Delayed diagnosis of CD may result in continuing ill health and may lead to –

1)miscarriage

2) Osteoporosis,

3) growth failure, delayed puberty

4) dental problems (in children).

5) Nutrient deficiencies – eg, vitamin D and iron.

6) Cancer risk – there is conflicting research on this subject. Some research shows a small increase in overall risks of developing malignancy – eg, gastrointestinal cancers and some types of lymphoma. [ Intestinal lymphoma usually presents with the return of bowel symptoms, although it usually responds poorly to treatment.

7) Ulcerative jejunitis.

8) Functional hyposplenism: some degree of splenic atrophy is present in most patients with CD.

9)People with CD may experience anxiety and depression.

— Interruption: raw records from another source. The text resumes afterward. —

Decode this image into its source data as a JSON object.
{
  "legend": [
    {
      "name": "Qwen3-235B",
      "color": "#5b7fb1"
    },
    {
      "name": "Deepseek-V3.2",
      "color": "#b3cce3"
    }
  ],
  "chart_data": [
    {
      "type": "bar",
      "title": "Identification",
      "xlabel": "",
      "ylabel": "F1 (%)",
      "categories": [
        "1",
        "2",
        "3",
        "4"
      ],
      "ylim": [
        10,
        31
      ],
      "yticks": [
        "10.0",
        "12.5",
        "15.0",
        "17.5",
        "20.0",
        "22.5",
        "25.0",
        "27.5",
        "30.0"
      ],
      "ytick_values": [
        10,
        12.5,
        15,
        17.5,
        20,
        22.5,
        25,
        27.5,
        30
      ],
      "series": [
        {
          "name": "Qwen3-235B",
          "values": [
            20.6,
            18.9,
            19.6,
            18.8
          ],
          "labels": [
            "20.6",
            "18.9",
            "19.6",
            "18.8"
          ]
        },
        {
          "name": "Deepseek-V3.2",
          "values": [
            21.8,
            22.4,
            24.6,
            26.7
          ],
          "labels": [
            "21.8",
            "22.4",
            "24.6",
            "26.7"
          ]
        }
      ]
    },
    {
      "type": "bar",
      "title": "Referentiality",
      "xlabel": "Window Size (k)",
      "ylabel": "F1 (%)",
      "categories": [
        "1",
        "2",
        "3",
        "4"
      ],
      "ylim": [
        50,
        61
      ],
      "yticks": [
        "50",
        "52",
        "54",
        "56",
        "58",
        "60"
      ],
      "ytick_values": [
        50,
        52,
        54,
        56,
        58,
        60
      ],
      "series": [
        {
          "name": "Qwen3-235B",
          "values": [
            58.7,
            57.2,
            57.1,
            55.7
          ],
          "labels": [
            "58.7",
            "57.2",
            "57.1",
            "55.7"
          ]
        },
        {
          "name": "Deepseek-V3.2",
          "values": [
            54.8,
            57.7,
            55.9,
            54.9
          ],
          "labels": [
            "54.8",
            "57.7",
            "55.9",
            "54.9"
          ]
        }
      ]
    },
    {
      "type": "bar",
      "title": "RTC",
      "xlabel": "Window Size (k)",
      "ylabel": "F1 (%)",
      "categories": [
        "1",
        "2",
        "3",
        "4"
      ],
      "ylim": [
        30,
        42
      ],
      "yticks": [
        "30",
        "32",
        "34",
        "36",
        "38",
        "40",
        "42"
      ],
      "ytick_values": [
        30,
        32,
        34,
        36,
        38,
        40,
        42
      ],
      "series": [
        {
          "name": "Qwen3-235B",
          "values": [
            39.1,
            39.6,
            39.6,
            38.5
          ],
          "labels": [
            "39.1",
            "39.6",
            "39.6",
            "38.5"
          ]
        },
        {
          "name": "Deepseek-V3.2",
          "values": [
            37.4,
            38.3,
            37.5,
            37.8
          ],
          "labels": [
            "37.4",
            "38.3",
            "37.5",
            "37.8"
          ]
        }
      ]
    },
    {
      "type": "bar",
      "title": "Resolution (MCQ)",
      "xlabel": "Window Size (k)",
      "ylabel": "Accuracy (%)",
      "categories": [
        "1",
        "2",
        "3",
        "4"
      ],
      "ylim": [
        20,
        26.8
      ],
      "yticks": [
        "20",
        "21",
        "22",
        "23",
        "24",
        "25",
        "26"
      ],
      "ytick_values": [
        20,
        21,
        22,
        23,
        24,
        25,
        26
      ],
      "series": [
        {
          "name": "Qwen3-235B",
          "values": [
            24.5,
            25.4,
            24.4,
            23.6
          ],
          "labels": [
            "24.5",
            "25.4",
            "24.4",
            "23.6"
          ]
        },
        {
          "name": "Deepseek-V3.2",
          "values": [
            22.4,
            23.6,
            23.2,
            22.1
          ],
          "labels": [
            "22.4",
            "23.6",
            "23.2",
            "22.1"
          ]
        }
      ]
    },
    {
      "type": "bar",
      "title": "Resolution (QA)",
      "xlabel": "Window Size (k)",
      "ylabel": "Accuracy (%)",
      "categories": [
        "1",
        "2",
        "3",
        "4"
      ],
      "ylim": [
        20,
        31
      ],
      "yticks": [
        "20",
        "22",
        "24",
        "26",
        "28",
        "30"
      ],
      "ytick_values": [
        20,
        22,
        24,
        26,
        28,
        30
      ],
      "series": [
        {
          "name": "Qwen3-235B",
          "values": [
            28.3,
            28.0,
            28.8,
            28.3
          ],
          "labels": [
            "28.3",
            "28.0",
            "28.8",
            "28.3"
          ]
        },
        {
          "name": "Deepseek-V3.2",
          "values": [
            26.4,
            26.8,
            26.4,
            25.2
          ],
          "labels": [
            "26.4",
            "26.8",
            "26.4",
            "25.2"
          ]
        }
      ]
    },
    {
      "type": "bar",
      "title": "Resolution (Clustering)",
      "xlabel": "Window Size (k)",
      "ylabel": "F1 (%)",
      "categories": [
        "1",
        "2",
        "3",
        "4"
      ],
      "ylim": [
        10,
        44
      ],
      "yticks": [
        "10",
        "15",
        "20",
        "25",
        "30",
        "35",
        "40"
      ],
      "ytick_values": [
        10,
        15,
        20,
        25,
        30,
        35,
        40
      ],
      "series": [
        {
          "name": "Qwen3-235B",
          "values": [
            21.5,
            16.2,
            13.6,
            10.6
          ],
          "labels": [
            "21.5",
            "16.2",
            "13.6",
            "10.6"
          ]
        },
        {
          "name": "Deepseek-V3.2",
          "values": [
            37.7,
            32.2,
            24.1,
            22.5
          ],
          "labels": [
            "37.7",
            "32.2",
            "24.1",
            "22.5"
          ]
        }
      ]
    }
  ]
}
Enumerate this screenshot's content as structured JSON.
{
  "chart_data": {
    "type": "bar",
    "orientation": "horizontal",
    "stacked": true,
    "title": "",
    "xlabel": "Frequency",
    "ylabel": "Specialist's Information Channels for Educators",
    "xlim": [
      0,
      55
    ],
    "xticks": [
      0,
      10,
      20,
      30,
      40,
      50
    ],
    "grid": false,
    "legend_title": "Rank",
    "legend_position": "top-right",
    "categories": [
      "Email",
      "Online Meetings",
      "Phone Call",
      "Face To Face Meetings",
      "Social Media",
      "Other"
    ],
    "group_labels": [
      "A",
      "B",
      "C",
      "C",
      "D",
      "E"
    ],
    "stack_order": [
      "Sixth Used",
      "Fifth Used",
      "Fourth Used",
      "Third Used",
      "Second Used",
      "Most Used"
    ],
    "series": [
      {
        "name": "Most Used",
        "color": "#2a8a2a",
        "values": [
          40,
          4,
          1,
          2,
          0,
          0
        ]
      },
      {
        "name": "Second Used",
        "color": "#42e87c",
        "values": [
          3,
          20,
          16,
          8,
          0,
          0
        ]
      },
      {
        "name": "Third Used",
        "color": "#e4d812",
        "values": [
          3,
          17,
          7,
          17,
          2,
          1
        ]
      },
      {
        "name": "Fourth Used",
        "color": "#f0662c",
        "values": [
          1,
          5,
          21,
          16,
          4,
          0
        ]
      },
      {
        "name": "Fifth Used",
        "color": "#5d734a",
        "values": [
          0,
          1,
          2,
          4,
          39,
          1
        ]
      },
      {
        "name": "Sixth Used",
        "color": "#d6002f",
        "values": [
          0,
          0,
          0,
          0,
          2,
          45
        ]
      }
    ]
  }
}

10)Untreated CD is associated with infertility in men and women but this resolves on a GFD.

11) Poor fetal outcome in pregnant women with undiagnosed CD but not in diagnosed CD.

Patients often find it difficult to be fully compliant with a GFD, particularly adolescents.The long-term health risks for patients who comply poorly with a GFD include nutritional deficiency and reduced bone mineral density. Many coeliac patients have an inadequate energy intake. Poor absorption often leads to inadequate intake of calcium and vitamin B6 and vitamin D. About a quarter of patients with CD have osteoporosis of the lumbar spine compared with 5% of matched controls. Bone mineral density improves significantly with a GFD.